Numerical Computing with Modern FortranRichard J. Hanson and Tim Hopkins |
Chapter 15: OpenMP in Fortran
Source Code:
These examples illustrate a number of issues that are intended as helpers when getting started using OpenMP. The Fortran compiler must be configured to process OpenMP directives, i.e. those source lines starting with '!$OMP'.
- Example1 uses Example1.f90
Two threads are used. There is a danger that thread 1 uses x before thread 0 defines it to have the value 5. This has not happened here, but it could.
- Example2 uses Example2.f90, set_precision.f90
Four threads are used. The question is: Which thread processes a do loop index with the upper limit of value n = 101?
- Example3 uses Example3.f90, set_precision.f90
Thread 0 asks for input. Each of the alternate threads wait for a (random) fraction of a second before pausing on thread 0 to complete the input. When input is completed all threads print a message. This uses a VOLATILE routine argument to support the pausing step.
- Example4 uses Example4.f90, set_precision.f90
A sum of weighted vector dot or inner products is computed. The vectors are random and the generator is entered in a critical section so that the results are repeatable. The outer sum of the weighted dot products uses an ATOMIC designation so that a race condition will not occur.
- Example5 uses Example5.f90, set_precision.f90
A parallel do loop records the loop index associated with each thread number + 1. These values here match, but that is not assured.
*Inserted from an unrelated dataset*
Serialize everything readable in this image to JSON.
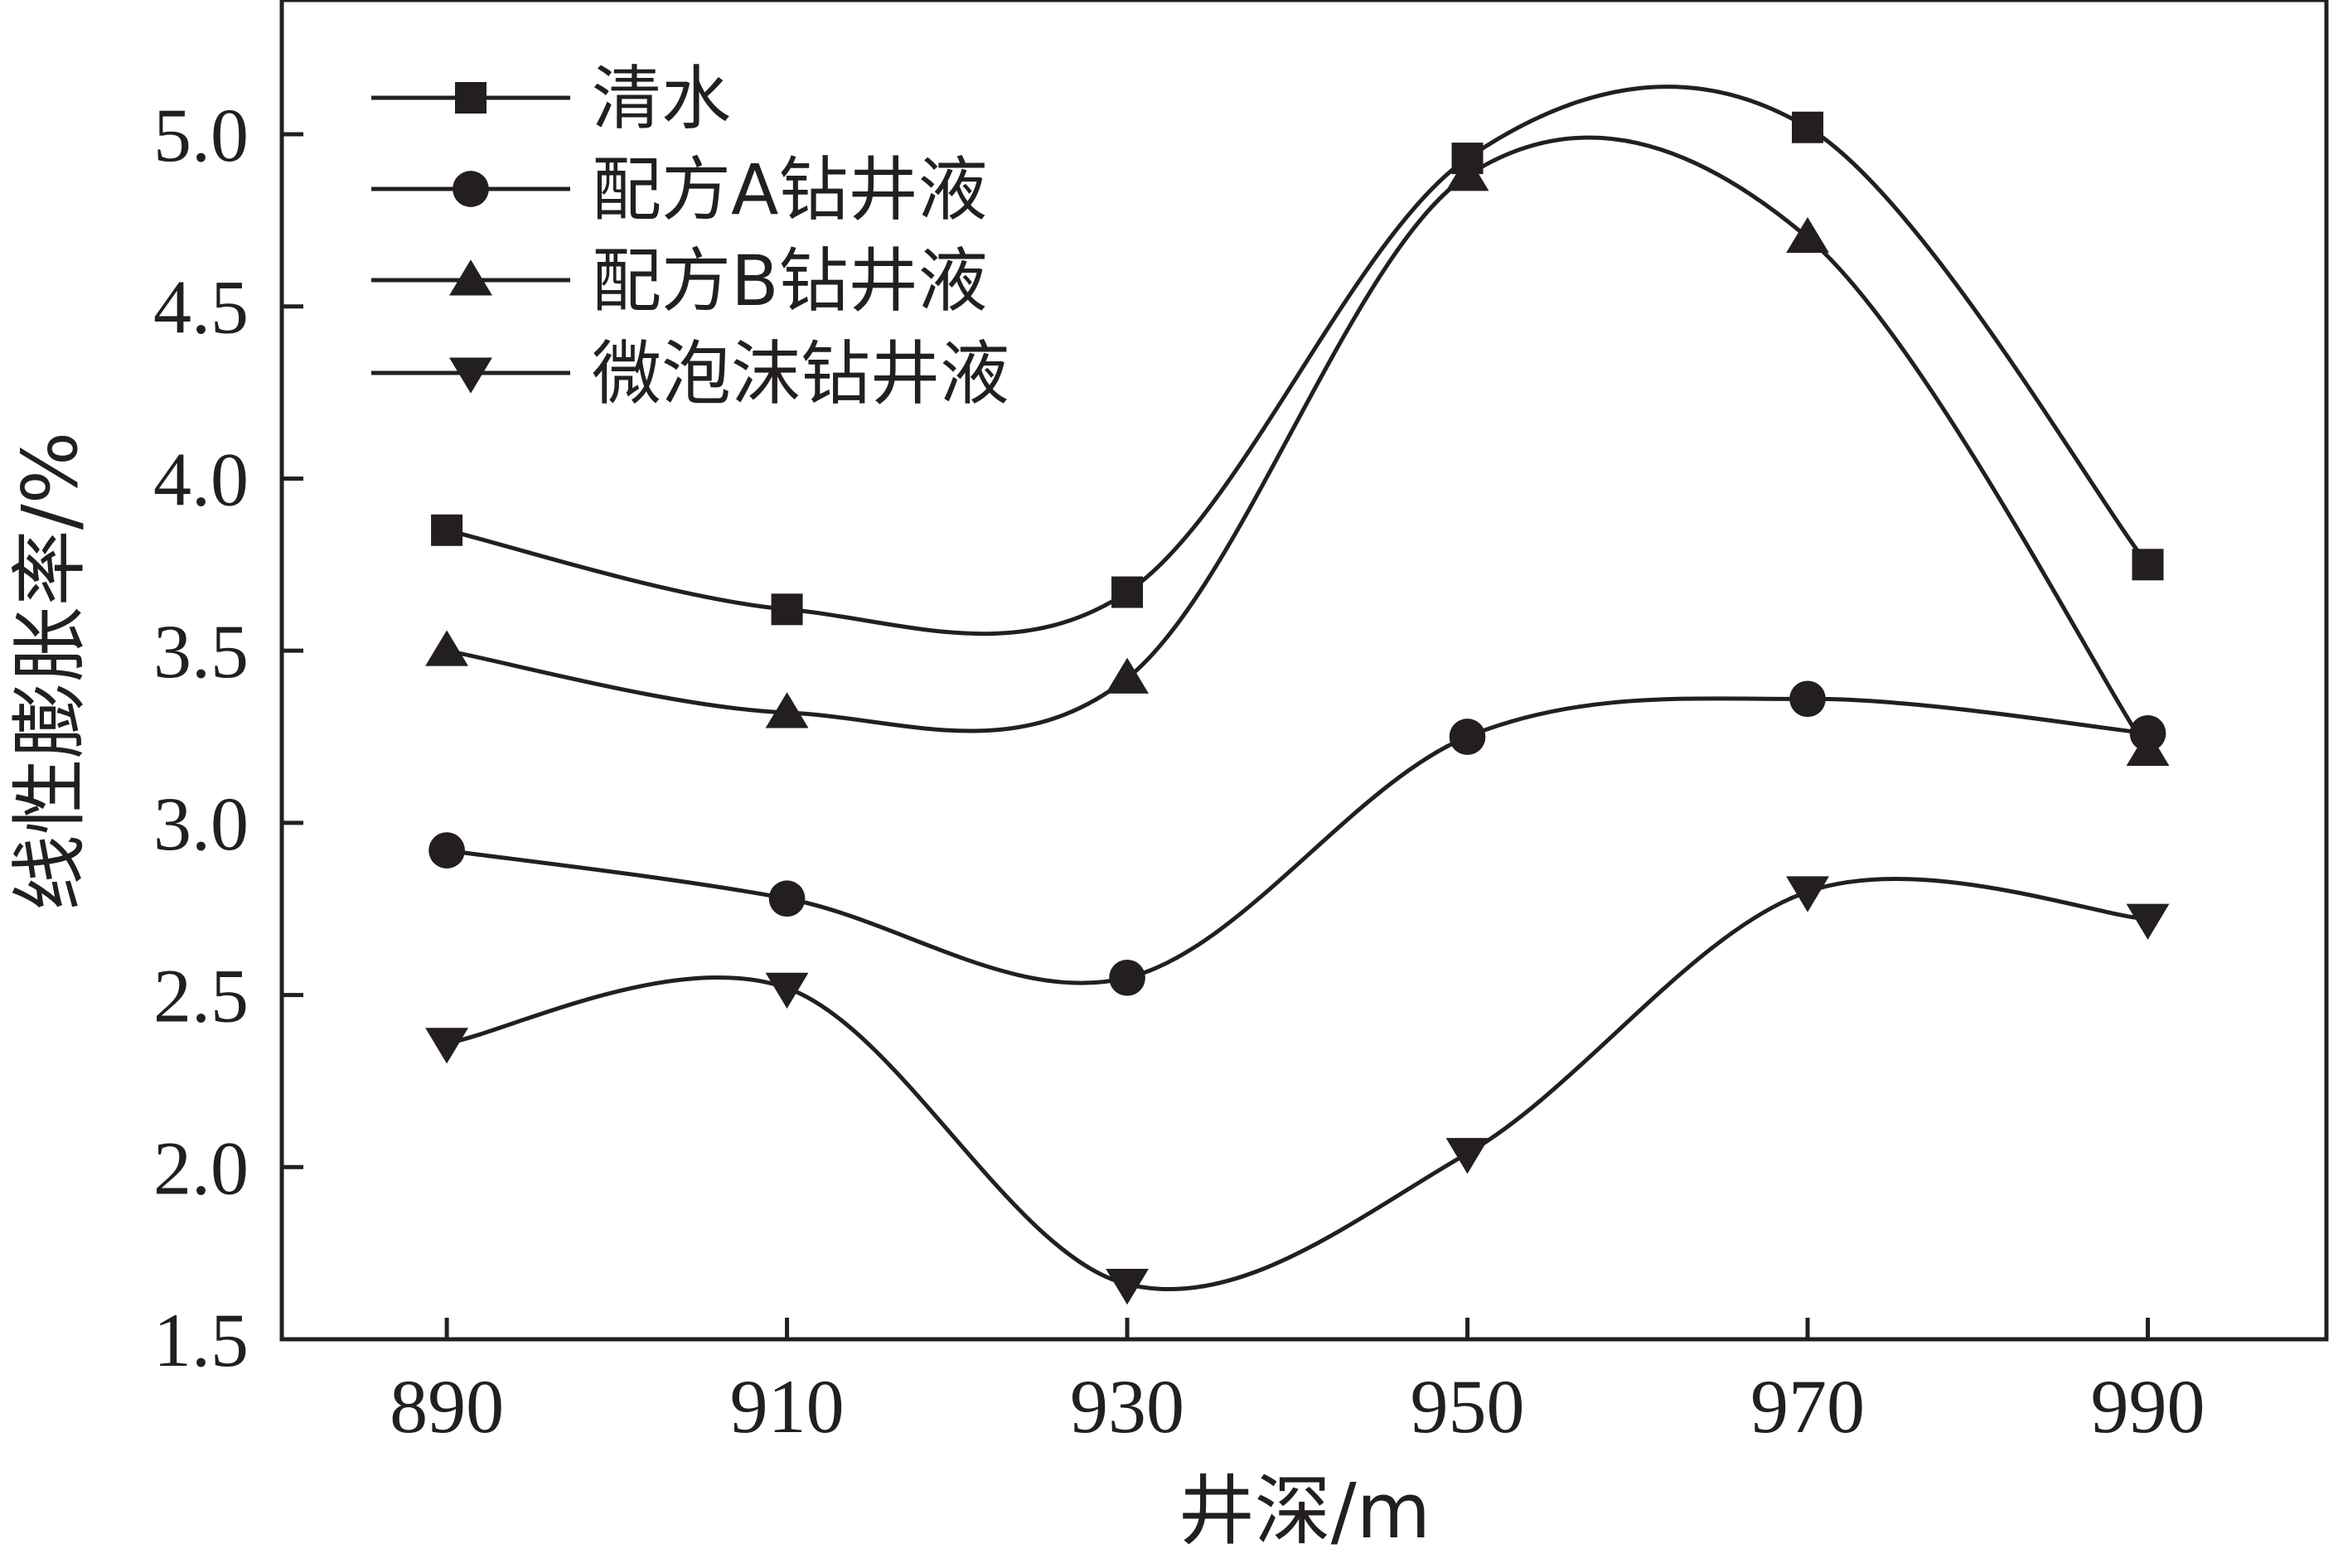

- Example6 uses Example6.f90, set_precision.f90
A subprogram needs work space. This is allocated in the main program and passed to the threads. Each thread uses its index to construct a pointer that uses a specified part of the global work space for its local work space.
- dotp uses dotp.f90, set_precision.f90
A loop for computing a dot product has a race condition. The accumulation step is invalid. This is a purposeful error and it is fixed in the example dotpAtomic.
- dotpAtomic use dotpAtomic.f90, set_precision.f90
By using an ATOMIC designation before the accumulation step, the race condition of example dotp is eliminated.
Sample Output from Example1 using 2 threads
Race condition: Thread: 1, x = 5 After barrier: Thread: 1, x = 5 After barrier: Thread: 0, x = 5
Sample Output from Example2 using 4 threads
Thread 3 processes index 101
Sample Output from Example3 using 16 threads
Enter an integer -- 1 Thread 10 waited 0.345 secs before (Volatile) FLAG was tested Thread 9 waited 0.833 secs before (Volatile) FLAG was tested Thread 14 waited 0.701 secs before (Volatile) FLAG was tested Thread 15 waited 0.735 secs before (Volatile) FLAG was tested Thread 11 waited 0.871 secs before (Volatile) FLAG was tested Thread 4 waited 0.963 secs before (Volatile) FLAG was tested Thread 6 waited 0.335 secs before (Volatile) FLAG was tested Thread 2 waited 0.353 secs before (Volatile) FLAG was tested Thread 13 waited 0.888 secs before (Volatile) FLAG was tested Thread 1 waited 0.025 secs before (Volatile) FLAG was tested Thread 8 waited 0.796 secs before (Volatile) FLAG was tested Thread 12 waited 0.090 secs before (Volatile) FLAG was tested Thread 7 waited 0.915 secs before (Volatile) FLAG was tested Thread 0 did no waiting after input. Thread 5 waited 0.838 secs before (Volatile) FLAG was tested Thread 3 waited 0.667 secs before (Volatile) FLAG was tested
Sample Output from Example4 using 16 threads
Weighted dot product = 0.1296754E+04
Sample Output from Example5 using 16 threads
Natural Numbers for Each Thread = 1 1.00 2 2.00 3 3.00 4 4.00 5 5.00 6 6.00 7 7.00 8 8.00 9 9.00 10 10.00 11 11.00 12 12.00 13 13.00 14 14.00 15 15.00 16 16.00
Sample Output from Example6 using 16 threads
If no "Error" messages, work assignment succeeded.
Sample Output from dotp using 16 threads
Dot product - n*6 = -0.2060E+05 Thread number = 0 Race condition, stop!
Sample Output from dotpAtomic using 16 threads
No race condition with ATOMIC construct!